On May 24, the NSF Advancing Informal STEM Learning (AISL) program convened a group of 29 informal STEM education stakeholders interested in the Science Learning+ solicitation to identify and discuss areas and questions of common interest that bridge informal learning research and practice. The meeting used an open space process to achieve these outcomes. The following is a summary of the topics that emerged, which were then discussed in breakout sessions. A version of this summary was also posted to the Science Learning+ page, where others can contribute to the conversation with UK-based colleagues.

Underserved Communities + Cross Cultural Collaborations

Participants in this group discussed how to learn from existing organizations that work with underserved communities in order to create sustainable programming that is relevant to that community. Programs can leverage the science that is already being learned and/or done by members of the community (sometimes unknowingly) and use it as a starting point for learning. Programs should address local concerns, and partnerships are encouraged.

Online/Mobile Technologies for STEM Learning

This group discussed the role of technology within the ecology of STEM learning. Learning technologies can take a variety of forms, including social media and web resources, digital badging, and augmented reality. Some of these technologies are increasingly being used/thought of as tools for bridging formal and informal sectors.


This group discussed the need to fully harness the power of technology and data in order to assess science learning. Assessment tools should be designed to capture a variety of outcomes and experiences related to both cognitive and social development. They should also be sensitive, but generalizable. A question that arose was whether we can take learning analytics to a larger scale, using modern research tools.

Professional Development Across and Connecting Sectors

Opportunities identified in this space included connecting with teacher preparation programs and epistemologies, and developing a framework of thinking that helps different stakeholders clarify their identities as science educators. Some potential challenges include how to connect with teacher preparation programs and epistemologies, and developing a framework of thinking that helps different stakeholders clarify their identities as a science educators.

Cross Context

This group discussed the many opportunities and contexts for individual learners to engage with STEM content. An interesting challenge is around identifying strategies to facilitate connections between these contexts (whether they are intentional or not) and developing a common design framework that could bridge across contexts.

Scientist Engagement

Participants in this group were interested in building an infrastructure (including leveraging existing assets) to support scientists’ communication and engagement with the public. Potential impacts of projects within this space include research done around the most effective ways for scientists to participate in ISE-related activities, with resources appropriated to the most effective methods.
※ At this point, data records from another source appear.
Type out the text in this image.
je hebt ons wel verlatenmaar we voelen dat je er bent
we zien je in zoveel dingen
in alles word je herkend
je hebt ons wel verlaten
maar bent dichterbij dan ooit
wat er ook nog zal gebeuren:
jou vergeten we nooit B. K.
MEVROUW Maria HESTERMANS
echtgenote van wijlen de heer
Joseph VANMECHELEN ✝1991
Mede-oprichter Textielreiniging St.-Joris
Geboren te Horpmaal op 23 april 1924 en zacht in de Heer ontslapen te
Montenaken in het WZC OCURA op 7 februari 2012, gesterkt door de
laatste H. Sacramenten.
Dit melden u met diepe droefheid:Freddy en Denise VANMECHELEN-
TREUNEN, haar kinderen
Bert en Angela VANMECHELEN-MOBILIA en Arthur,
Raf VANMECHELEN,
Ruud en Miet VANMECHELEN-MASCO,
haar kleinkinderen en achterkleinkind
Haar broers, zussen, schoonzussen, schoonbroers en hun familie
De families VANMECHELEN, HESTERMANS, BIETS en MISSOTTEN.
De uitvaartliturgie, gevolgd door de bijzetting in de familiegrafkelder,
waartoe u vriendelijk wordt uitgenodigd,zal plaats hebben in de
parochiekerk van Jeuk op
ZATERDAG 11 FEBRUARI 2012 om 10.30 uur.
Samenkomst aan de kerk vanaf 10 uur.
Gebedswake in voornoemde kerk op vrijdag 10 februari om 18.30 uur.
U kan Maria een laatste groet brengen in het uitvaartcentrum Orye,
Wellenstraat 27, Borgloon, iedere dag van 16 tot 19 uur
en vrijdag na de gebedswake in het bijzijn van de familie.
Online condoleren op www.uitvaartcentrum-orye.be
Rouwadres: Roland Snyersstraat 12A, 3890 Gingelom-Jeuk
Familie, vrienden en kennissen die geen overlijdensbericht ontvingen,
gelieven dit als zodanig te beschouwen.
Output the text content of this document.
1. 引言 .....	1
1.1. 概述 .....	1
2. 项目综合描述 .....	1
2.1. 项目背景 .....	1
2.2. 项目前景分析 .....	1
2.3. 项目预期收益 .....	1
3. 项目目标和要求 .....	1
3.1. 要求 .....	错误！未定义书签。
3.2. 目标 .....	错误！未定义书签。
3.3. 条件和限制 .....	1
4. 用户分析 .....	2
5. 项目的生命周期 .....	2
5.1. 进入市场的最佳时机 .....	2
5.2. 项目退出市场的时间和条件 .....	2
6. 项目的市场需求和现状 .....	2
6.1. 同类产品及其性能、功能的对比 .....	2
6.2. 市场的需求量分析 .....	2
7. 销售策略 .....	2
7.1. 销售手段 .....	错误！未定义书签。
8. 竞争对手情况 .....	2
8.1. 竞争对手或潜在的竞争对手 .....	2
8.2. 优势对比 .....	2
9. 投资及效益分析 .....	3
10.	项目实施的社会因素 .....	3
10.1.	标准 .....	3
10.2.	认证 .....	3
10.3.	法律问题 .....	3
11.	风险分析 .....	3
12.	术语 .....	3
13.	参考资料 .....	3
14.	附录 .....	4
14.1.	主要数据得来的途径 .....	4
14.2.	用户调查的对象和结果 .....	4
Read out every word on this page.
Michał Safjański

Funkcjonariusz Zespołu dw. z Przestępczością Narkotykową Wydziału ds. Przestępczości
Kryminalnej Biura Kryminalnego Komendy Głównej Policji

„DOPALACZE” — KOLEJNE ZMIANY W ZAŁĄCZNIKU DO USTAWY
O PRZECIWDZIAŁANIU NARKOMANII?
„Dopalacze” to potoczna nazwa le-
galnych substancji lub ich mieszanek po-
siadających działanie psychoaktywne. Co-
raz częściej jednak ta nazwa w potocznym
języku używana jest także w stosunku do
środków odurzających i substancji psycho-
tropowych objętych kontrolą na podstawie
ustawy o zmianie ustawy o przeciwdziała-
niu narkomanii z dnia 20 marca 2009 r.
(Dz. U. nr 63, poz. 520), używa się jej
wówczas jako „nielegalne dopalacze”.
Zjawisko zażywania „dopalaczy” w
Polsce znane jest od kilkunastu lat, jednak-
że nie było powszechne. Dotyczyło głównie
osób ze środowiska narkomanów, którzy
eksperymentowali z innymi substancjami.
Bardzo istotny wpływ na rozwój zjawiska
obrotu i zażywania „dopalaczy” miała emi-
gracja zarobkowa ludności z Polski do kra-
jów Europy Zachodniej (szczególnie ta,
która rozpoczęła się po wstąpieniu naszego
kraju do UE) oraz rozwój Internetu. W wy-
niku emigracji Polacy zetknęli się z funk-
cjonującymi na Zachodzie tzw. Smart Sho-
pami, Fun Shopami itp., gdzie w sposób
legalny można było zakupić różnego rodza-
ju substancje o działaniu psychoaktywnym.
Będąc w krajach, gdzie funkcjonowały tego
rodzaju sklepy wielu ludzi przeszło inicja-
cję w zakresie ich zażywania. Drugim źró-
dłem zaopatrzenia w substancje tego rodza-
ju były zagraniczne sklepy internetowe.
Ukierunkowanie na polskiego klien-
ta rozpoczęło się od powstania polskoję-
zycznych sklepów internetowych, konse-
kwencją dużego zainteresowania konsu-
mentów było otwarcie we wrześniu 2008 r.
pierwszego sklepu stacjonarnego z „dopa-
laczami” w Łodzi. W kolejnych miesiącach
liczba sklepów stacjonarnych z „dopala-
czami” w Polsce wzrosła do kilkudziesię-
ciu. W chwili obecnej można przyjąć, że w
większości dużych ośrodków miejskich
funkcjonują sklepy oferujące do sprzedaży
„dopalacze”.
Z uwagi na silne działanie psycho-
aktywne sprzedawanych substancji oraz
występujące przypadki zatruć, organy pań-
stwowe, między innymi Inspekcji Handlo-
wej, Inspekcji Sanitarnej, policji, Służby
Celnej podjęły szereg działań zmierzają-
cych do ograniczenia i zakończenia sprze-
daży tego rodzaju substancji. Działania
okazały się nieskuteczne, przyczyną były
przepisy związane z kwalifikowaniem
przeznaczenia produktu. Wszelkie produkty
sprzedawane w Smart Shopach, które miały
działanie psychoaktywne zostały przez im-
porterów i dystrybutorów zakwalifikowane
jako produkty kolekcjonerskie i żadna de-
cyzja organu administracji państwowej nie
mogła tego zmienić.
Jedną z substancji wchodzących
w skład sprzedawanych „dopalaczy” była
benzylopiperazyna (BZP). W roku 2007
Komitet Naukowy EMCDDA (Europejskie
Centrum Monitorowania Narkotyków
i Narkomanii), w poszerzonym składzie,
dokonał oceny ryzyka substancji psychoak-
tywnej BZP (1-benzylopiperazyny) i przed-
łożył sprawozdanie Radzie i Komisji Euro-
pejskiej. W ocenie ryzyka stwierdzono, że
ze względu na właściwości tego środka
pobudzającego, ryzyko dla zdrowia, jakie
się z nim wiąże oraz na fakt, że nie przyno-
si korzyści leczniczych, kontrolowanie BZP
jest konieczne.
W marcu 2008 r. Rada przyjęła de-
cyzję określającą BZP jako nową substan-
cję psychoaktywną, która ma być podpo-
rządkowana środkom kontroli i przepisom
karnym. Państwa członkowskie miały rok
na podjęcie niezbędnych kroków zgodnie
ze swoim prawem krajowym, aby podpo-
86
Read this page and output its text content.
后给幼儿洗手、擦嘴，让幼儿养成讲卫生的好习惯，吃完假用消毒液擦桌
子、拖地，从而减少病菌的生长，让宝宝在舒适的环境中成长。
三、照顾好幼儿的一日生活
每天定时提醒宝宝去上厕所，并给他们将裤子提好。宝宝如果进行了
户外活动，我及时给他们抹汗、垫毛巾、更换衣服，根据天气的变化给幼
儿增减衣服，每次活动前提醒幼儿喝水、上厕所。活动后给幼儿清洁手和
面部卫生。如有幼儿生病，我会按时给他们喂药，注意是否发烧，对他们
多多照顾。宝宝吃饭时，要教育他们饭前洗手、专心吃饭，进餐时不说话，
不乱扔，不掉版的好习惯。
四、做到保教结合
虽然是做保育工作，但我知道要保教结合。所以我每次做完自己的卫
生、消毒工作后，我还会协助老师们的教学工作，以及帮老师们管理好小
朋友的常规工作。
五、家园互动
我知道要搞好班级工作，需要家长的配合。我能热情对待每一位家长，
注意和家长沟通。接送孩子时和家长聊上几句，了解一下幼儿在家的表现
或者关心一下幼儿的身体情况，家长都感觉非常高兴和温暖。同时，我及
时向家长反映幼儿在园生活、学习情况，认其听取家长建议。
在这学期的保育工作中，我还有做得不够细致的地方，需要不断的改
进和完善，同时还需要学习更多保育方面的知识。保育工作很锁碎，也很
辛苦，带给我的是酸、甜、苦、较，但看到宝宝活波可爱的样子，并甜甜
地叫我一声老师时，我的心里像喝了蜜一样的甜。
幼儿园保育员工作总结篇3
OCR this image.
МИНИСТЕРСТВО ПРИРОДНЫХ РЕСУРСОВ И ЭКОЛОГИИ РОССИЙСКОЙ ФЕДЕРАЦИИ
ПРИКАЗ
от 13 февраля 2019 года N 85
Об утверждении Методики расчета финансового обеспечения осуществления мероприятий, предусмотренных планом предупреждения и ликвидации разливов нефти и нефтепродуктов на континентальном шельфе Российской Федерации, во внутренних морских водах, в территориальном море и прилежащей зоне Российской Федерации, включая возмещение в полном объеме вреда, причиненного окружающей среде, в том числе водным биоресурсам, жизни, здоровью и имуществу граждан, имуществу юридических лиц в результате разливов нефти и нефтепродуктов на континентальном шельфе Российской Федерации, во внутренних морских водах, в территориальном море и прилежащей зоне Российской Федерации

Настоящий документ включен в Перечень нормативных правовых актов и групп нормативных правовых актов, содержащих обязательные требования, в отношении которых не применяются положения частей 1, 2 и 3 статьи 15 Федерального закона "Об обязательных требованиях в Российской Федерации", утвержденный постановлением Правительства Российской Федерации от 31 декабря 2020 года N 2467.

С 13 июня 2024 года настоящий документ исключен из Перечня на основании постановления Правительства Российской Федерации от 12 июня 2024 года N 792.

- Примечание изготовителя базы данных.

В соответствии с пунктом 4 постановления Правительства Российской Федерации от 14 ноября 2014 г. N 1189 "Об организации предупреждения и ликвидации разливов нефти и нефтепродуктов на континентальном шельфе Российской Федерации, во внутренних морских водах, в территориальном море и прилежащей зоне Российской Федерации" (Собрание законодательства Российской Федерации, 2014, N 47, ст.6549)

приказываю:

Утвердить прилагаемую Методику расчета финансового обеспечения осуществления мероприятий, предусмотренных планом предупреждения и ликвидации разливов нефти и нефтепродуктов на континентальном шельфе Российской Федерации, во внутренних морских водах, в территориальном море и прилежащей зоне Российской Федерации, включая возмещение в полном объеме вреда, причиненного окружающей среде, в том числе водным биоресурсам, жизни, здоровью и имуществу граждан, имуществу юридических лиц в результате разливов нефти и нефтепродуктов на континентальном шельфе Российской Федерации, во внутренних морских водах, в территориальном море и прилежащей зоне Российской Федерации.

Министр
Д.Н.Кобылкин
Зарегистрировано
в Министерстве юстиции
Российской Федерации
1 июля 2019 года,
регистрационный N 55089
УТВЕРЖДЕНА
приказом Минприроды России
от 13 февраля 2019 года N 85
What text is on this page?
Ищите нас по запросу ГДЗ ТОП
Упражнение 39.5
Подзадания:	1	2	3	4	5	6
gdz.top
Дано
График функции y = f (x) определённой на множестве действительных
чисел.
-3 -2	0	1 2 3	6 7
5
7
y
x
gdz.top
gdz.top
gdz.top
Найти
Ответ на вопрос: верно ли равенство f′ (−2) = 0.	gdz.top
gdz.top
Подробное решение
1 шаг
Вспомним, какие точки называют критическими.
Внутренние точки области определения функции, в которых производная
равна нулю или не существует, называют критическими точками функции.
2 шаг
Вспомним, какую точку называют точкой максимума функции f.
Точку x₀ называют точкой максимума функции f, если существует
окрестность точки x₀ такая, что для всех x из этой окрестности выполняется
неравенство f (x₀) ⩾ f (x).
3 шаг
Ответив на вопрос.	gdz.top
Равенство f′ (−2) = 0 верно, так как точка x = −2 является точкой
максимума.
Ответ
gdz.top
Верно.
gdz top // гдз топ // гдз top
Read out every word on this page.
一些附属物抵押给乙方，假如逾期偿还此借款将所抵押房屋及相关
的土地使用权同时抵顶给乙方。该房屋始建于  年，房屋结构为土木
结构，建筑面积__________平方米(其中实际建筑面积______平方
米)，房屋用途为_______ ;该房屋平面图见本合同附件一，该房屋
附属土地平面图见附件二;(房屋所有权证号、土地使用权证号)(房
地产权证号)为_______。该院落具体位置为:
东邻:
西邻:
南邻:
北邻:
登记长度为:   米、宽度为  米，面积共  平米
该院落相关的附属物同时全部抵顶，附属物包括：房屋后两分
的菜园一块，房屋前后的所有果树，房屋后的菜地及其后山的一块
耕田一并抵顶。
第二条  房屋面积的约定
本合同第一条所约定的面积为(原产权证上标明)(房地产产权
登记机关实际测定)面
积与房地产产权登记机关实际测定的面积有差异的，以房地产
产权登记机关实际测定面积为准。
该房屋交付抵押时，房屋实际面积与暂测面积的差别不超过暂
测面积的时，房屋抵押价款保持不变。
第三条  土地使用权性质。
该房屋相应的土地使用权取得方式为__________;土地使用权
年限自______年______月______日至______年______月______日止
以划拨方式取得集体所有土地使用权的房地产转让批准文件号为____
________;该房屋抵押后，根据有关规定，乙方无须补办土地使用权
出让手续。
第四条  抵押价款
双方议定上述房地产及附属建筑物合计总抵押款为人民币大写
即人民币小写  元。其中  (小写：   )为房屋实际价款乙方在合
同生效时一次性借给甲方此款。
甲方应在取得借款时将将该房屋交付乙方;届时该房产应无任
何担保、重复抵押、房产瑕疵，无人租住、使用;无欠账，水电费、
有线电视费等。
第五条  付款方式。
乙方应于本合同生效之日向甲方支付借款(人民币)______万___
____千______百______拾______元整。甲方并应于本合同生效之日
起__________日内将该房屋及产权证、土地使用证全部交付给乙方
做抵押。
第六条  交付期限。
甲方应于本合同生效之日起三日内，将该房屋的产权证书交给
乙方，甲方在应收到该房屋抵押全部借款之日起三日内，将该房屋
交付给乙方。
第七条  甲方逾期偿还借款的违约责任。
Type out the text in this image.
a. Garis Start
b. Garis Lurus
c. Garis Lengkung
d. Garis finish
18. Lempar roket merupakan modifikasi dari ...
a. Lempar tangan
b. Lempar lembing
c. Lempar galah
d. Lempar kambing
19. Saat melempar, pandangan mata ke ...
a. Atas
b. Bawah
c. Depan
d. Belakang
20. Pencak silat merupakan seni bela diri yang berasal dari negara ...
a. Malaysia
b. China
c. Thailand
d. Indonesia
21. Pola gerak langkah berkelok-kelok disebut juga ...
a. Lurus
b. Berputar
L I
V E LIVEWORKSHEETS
Science, Technology, Engineering, Arts, and Math (STEAM) Opportunities

This group identified opportunities to develop an international community of practice around using a common understanding of arts-based learning to spark innovative STEM learning interventions and to develop collaborative research projects on their impacts. They also discussed the opportunity to engage the arts as a medium and platform for cross-disciplinary learning and innovation, and to use arts-based learning to inform the development of an integrated research/practice-based STEM education innovation agenda.